Dominasi pasien pria dalam subkelompok pasien dengan koinfeksi TB seperti dalam kohort
keseluruhan konsisten dengan banyak laporan dari berbagai daerah di Afrika Sub-Sahara, di
mana TB sangat endemik, dan dalam TB / HIV Rio (ThRIo) kohort dari Brasil. Pada tahun
2011, dari kasus TB yang baru didiagnosis di Turki, masing-masing 58,6% dan 41,4% adalah
laki-laki dan perempuan. Distribusi gender dalam kelompok kami dengan koinfeksi HIV / TB
lebih mirip dengan pasien HIV-positif daripada populasi keseluruhan pasien TB di Turki.

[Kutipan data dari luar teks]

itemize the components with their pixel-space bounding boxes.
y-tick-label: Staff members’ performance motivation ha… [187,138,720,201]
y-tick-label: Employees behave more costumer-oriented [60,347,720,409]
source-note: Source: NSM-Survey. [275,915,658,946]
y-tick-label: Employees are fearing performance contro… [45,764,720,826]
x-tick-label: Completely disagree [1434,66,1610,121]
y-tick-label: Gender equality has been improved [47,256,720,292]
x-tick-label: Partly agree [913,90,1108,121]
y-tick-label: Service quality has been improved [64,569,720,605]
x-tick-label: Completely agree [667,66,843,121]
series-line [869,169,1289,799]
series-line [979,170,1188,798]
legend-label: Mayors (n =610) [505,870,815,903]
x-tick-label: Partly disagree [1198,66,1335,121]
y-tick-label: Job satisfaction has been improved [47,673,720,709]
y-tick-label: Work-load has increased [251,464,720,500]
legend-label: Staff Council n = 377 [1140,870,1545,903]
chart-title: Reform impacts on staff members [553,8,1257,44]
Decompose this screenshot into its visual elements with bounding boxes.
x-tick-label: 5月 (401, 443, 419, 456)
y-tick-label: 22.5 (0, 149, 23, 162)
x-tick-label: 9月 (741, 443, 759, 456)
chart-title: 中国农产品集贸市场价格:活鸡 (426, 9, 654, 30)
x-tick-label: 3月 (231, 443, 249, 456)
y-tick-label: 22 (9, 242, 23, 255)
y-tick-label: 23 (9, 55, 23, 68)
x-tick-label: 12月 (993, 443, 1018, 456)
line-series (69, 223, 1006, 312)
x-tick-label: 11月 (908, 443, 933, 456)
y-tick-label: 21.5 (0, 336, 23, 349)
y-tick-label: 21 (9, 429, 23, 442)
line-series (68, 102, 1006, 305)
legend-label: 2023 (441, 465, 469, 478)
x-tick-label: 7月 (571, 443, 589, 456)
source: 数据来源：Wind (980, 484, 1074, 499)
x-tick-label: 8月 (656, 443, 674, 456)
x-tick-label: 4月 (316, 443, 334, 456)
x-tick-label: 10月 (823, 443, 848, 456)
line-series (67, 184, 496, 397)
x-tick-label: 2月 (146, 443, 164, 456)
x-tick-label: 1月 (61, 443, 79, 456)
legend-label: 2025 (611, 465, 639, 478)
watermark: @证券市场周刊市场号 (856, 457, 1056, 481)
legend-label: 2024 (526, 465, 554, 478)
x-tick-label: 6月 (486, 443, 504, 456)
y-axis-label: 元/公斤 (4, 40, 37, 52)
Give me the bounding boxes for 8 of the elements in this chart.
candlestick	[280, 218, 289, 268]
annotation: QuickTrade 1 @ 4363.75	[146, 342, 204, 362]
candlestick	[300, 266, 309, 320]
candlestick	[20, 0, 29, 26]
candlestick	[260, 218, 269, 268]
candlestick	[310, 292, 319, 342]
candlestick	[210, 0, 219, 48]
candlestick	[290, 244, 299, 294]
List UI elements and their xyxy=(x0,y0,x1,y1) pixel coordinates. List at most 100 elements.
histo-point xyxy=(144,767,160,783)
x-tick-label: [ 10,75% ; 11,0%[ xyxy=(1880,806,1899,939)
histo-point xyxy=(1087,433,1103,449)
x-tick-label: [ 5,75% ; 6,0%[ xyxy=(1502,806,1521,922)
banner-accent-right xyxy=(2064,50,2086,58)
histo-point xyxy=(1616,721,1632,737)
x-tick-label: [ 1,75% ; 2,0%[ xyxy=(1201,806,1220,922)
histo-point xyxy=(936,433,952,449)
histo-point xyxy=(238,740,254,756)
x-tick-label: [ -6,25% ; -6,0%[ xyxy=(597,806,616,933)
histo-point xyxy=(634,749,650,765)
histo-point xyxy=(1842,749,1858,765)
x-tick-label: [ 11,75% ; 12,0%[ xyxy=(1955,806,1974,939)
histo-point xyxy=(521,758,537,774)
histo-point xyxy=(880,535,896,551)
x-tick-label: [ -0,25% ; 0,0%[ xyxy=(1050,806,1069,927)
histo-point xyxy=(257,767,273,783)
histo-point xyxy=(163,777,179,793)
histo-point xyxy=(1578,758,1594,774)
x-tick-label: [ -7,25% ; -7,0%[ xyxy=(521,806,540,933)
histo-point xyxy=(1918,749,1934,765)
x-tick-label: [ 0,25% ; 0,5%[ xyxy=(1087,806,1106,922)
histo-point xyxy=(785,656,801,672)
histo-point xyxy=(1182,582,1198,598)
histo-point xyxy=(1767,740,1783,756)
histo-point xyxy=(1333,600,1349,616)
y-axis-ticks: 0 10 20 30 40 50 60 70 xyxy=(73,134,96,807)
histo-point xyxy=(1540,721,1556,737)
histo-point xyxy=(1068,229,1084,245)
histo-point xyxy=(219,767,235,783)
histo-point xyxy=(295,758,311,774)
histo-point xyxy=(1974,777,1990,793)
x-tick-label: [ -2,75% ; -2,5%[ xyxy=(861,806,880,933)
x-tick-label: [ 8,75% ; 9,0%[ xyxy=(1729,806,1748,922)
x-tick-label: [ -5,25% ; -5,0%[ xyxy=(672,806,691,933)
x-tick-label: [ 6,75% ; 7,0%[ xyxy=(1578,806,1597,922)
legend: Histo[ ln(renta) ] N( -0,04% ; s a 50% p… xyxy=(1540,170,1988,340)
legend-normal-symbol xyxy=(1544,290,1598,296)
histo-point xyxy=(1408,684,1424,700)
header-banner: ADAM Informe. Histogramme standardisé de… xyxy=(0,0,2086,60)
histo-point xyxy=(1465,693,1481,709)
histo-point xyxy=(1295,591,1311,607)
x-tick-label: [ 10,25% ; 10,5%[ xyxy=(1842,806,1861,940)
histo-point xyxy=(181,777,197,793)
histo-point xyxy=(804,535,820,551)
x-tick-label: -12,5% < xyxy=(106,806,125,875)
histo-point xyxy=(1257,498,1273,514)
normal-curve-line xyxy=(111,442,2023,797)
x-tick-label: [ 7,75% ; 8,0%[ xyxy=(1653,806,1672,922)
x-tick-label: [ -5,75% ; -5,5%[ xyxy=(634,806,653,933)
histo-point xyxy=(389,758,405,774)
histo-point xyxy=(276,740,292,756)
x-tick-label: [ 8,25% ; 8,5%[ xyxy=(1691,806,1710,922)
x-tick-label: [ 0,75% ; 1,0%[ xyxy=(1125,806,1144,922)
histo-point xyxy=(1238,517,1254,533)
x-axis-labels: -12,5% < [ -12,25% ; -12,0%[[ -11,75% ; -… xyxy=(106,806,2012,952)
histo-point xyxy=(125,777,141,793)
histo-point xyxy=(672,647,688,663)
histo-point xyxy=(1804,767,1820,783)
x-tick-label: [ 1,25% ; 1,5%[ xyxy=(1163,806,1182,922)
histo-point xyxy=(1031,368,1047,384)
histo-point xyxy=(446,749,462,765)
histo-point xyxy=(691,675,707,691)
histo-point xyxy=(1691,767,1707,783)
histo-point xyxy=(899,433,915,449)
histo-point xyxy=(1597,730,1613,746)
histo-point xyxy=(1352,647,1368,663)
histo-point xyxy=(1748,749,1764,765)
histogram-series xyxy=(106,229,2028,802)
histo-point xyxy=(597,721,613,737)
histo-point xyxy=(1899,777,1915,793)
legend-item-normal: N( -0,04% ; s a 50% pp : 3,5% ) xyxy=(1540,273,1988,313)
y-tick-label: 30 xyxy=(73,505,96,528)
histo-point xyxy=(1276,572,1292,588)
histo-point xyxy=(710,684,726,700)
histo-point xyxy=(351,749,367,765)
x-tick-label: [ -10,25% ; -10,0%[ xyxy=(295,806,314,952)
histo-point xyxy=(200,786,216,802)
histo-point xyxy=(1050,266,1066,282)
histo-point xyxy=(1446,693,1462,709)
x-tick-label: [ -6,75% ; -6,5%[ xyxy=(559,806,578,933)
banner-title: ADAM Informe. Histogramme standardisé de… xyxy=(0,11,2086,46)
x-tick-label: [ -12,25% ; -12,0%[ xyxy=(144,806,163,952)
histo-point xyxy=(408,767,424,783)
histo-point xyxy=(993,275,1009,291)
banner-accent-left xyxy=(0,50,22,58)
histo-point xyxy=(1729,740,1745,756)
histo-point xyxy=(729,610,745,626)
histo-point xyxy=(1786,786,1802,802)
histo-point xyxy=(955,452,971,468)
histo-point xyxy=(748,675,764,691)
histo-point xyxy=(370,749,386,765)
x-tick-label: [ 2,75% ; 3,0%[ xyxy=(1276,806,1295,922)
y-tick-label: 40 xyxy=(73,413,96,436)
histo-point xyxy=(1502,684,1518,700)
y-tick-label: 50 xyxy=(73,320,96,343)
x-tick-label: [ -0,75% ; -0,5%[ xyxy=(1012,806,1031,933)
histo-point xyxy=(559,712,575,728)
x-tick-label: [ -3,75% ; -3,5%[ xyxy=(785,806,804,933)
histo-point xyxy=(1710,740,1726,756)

Tidak mengherankan untuk mengamati dominasi yang lebih tinggi pada pasien pria dengan
koinfeksi HBV / TB dalam sampel yang lebih besar dengan dominasi pria. Dalam
metaanalisis 2012, ditemukan hubungan yang kuat antara infeksi HIV dan TB di luar paru,
sementara jumlah CD4 kurang dari 100 sel disarankan untuk mewakili faktor yang signifikan
untuk pengembangan TB ekstrapulmoner dalam analisis subkelompok . Walaupun TB paru
adalah bentuk paling umum dari presentasi penyakit terlepas dari tahap infeksi HIV, TB
ekstrapulmoner terjadi pada frekuensi yang lebih tinggi di antara orang dengan
immunocompromised yang parah dibandingkan dengan orang HIV-negatif atau orang HIV-
positif dengan kekebalan yang utuh . Dalam penelitian ini, 62% dan 38% pasien memiliki TB
paru dan luar paru, konsisten dengan angka keseluruhan dari Turki, di mana 59,3%, 36,8%,
dan 3,9% dari kasus TB yang dilaporkan memiliki paru, ekstrapulmoner, dan keduanya jenis
keterlibatan, masing-masing. Dengan kata lain, pengamatan kami bertentangan dengan
peningkatan yang diharapkan dalam terjadinya TB luar paru pada pasien HIV-positif. Di sisi
lain, meskipun angka kematian lebih tinggi secara numerik di antara mereka dengan TB di
luar paru (63% vs 34%), perbedaannya tidak signifikan, mungkin karena ukuran sampel yang
kecil. Salah satu batasan penelitian kami adalah ukuran sampelnya yang kecil. Sebagian besar
parameter tidak mencapai signifikansi untuk memprediksi kematian, yang mungkin
disebabkan oleh kesalahan tipe II yang disebabkan oleh ukuran sampel yang kecil. Kedua,
karena evaluasi retrospektif dilakukan pada catatan pasien dengan entri data sebelum
penelitian, data yang hilang termasuk data pada perawatan tidak dapat diselesaikan pada
beberapa pasien. Ketiga, kohort ini merupakan metropol terbesar di Turki dan karakteristik
pasien mungkin berbeda dari yang berasal dari lokasi lain di negara ini dan dengan demikian
temuan mungkin tidak digeneralisasi. Kesimpulannya, TB selalu menjadi penyakit menular
yang penting baik secara global maupun di Turki, sedangkan asal mula HIV kembali ke
zaman yang lebih baru dan HIV adalah entitas penyakit yang relatif baru untuk Turki.
Cooccurrence dari kedua kondisi ini dikaitkan dengan sejumlah masalah seperti konsekuensi
negatif yang bersamaan, penggunaan multi-obat, toksisitas obat, dan resistensi obat. Dalam
kohort ini, karakteristik pasien dari orang dengan koinfeksi TB / HIV ditinjau untuk
menjelaskan status keseluruhan pasien tersebut. Diagnosis dini dan pengobatan infeksi HIV
dan TB membawa arti penting bagi masyarakat dan individu.